Powitawszy wojsko jego świątobliwość udał się do łazienki i wziął kąpiel przesyconą wonnościami. Następnie pozwolił uporządkować boskie włosy; lecz gdy fryzjer najpokorniej zapytał go: czy każe ogolić głowę i zarost? — pan odrzekł:
— Nie potrzeba. Nie jestem kapłanem, tylko żołnierzem.
Słowa te w chwilę później przeszły do sali audiencjonalnej, w godzinę obiegły pałac, około południa rozniosły się po mieście Memfis, a nad wieczorem znane były we wszystkich świątyniach państwa, od Tamin-hor i Sabne-Chetam na północy do Suunu i Pilak na południu.
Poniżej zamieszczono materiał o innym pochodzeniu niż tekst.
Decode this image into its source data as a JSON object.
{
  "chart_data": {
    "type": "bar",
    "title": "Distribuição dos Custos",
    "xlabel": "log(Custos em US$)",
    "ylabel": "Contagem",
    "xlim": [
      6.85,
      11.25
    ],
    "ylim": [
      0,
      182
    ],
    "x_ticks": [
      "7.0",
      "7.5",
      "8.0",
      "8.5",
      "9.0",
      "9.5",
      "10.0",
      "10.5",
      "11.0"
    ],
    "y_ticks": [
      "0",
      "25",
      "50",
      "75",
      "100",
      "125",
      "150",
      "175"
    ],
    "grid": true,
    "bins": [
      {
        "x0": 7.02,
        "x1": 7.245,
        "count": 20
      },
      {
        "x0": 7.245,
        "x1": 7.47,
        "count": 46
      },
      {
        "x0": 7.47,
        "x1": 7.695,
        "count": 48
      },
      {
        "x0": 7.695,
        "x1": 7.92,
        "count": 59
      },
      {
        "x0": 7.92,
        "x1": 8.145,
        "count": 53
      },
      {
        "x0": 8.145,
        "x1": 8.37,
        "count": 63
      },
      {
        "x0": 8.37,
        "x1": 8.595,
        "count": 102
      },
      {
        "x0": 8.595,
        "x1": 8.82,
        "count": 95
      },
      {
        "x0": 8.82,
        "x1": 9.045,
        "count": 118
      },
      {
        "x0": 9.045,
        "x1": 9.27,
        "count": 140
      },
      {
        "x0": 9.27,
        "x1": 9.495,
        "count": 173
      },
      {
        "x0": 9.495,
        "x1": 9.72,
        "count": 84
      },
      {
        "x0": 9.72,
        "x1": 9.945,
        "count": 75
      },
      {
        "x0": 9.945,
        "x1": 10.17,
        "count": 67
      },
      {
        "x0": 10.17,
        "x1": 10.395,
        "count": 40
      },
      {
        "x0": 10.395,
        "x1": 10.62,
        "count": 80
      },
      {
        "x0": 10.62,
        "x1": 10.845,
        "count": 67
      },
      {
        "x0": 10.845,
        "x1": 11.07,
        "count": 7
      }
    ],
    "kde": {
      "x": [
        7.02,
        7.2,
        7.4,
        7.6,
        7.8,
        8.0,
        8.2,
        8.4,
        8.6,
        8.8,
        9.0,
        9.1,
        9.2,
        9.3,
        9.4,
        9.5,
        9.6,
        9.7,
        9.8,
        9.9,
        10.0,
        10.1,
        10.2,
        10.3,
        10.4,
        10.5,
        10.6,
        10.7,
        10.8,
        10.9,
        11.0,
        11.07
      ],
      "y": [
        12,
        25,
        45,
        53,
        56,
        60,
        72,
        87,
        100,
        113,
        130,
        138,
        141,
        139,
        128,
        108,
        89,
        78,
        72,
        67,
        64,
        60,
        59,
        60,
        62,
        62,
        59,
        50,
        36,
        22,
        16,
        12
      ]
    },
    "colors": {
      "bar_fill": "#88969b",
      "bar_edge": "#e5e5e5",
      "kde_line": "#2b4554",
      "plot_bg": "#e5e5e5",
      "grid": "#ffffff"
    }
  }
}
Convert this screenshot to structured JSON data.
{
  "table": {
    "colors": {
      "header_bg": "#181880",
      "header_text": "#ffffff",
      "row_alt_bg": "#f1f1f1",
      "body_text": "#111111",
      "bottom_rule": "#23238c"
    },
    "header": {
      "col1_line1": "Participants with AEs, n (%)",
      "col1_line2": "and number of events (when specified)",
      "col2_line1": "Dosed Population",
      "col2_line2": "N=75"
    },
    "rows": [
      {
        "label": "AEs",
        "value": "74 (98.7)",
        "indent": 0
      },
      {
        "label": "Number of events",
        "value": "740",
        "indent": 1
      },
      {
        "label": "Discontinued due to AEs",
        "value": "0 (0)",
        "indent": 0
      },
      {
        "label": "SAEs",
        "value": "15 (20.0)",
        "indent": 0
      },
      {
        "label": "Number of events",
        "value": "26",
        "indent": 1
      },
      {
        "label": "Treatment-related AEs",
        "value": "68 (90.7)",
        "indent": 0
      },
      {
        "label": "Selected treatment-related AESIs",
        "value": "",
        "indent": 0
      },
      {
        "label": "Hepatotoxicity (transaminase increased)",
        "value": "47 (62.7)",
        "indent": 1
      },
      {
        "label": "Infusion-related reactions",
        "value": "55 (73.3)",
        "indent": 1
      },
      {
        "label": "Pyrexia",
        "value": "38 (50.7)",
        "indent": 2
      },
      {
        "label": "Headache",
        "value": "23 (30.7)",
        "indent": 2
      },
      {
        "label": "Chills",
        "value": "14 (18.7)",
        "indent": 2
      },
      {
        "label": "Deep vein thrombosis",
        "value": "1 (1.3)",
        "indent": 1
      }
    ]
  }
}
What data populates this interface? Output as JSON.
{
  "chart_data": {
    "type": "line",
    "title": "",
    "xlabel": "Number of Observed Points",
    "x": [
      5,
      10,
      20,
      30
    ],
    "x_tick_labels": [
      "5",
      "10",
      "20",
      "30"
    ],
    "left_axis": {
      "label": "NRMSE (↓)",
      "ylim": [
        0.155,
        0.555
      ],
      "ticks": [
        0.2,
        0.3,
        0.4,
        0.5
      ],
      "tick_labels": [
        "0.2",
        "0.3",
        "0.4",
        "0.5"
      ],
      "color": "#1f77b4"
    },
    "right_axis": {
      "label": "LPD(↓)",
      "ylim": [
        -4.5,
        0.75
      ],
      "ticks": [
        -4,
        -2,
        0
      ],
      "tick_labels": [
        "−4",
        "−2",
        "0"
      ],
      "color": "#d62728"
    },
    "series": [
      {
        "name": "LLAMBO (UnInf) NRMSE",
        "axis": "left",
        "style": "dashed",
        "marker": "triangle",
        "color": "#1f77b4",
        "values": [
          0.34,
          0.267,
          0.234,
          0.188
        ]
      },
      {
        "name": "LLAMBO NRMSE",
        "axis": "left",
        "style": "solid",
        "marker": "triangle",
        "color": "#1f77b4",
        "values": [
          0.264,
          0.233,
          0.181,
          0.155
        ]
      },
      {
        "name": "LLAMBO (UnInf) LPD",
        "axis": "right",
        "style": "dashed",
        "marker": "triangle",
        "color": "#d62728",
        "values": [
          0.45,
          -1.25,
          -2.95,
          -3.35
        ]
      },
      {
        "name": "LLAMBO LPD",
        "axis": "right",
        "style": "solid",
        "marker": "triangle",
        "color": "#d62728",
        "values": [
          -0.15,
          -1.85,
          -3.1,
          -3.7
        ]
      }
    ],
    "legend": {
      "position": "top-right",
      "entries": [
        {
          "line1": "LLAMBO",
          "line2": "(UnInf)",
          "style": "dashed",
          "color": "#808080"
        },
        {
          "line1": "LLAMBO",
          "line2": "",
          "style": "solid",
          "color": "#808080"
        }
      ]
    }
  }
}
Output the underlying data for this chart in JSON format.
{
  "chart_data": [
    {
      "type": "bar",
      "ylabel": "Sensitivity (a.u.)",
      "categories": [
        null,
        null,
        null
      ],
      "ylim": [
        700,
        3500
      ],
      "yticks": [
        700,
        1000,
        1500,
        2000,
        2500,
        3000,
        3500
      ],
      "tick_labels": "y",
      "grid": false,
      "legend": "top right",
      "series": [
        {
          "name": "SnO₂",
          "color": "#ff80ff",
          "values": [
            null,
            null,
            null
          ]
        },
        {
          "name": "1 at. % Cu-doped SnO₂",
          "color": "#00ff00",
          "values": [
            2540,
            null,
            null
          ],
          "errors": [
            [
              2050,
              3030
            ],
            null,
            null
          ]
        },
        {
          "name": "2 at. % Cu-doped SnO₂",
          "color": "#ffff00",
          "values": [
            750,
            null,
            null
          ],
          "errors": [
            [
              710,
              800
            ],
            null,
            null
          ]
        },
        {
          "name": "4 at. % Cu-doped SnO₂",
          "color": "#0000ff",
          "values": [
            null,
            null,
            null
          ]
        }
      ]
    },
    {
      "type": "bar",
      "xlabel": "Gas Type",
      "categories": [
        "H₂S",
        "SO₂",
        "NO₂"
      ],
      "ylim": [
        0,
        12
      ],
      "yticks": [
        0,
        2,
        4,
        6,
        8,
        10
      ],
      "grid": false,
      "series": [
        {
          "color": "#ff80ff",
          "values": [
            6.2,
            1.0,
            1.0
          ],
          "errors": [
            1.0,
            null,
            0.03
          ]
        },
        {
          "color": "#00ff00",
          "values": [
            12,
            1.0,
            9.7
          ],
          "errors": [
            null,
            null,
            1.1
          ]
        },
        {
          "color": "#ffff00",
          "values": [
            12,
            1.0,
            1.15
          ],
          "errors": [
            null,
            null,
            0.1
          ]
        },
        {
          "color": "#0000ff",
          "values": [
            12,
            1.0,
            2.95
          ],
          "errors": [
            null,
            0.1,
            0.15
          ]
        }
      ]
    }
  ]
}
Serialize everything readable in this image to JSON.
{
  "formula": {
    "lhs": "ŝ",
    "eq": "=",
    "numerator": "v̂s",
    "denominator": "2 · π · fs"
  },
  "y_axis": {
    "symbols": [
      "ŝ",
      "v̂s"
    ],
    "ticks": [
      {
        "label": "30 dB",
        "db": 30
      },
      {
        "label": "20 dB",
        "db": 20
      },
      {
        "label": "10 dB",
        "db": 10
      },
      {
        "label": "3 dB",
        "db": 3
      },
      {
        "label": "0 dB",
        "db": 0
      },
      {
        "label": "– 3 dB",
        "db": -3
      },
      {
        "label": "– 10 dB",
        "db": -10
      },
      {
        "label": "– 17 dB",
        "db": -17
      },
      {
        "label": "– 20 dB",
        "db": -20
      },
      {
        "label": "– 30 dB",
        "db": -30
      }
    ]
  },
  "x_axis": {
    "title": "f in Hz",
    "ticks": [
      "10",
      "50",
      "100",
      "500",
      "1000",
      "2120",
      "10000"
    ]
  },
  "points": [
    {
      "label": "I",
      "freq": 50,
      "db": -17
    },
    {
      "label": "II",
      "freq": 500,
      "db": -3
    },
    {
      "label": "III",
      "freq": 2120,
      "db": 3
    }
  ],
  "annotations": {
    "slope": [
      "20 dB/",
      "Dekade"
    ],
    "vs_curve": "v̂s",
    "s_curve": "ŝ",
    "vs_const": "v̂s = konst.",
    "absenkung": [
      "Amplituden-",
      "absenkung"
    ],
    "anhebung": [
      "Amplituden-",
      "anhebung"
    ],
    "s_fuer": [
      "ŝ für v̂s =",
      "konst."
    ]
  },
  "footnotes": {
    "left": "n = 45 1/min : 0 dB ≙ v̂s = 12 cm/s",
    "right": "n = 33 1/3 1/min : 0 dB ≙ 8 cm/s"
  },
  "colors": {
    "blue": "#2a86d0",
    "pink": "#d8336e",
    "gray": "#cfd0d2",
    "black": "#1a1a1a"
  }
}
Na tę wieść nomarchowie, szlachta, wojsko, lud i cudzoziemcy szaleli z radości, ale święty stan kapłański tym gorliwiej obchodził żałobę po zmarłym faraonie.
Wyszedłszy z kąpieli jego świątobliwość przywdział krótką koszulę żołnierską w czarne i żółte pasy, na nią złoty napierśnik, na nogi sandały przywiązane rzemieniami, a na głowę płytki hełm z kolcem. Potem przypasał stalowy miecz asyryjski, który mu towarzyszył w bitwie przy Sodowych Jeziorach, i — otoczony wielką świtą jenerałów, z chrzęstem i brzękiem wszedł na salę audiencjonalną.
Tam zastąpił mu drogę arcykapłan Herhor mając przy sobie świętych arcykapłanów: Sema, Mefresa i innych, a za sobą: wielkich sędziów z Memfisu i Teb, kilkunastu najbliższych nomarchów, wielkiego podskarbiego tudzież naczelników: domu zbóż, domu bydła, domu szat, domu niewolników, domu srebra i złota, i mnóstwo innych dygnitarzy.
Herhor skłonił się przed Ramzesem i rzekł wzruszony:
— Panie! Wiecznie żyjącemu ojcu waszemu podobało się odejść do bogów, gdzie kosztuje wiekuistego szczęścia. Na ciebie zaś spada obowiązek troszczyć się losem osieroconego państwa.
Bądź więc pozdrowiony, panie i władco świata, i — niech żyje wiecznie jego świątobliwość faraon Cham-sam-merer-amen-Ramesses-neter-hog-an!..
Obecni z zapałem powtórzyli ten okrzyk. Spodziewano się, że nowy władca okaże jakieś wzruszenie lub zakłopotanie. Na podziw jednak wszystkich pan tylko zmarszczył brwi i odparł:
— Zgodnie z wolą świątobliwego ojca i prawami Egiptu obejmuję rządy i spełniać je będę na chwałę państwa i szczęście ludu…
Nagle pan zwrócił się do Herhora i bystro patrząc mu w oczy zapytał:
— Na infule waszej dostojności widzę złotego węża. Dlaczego przywdziałeś symbol władzy królewskiej?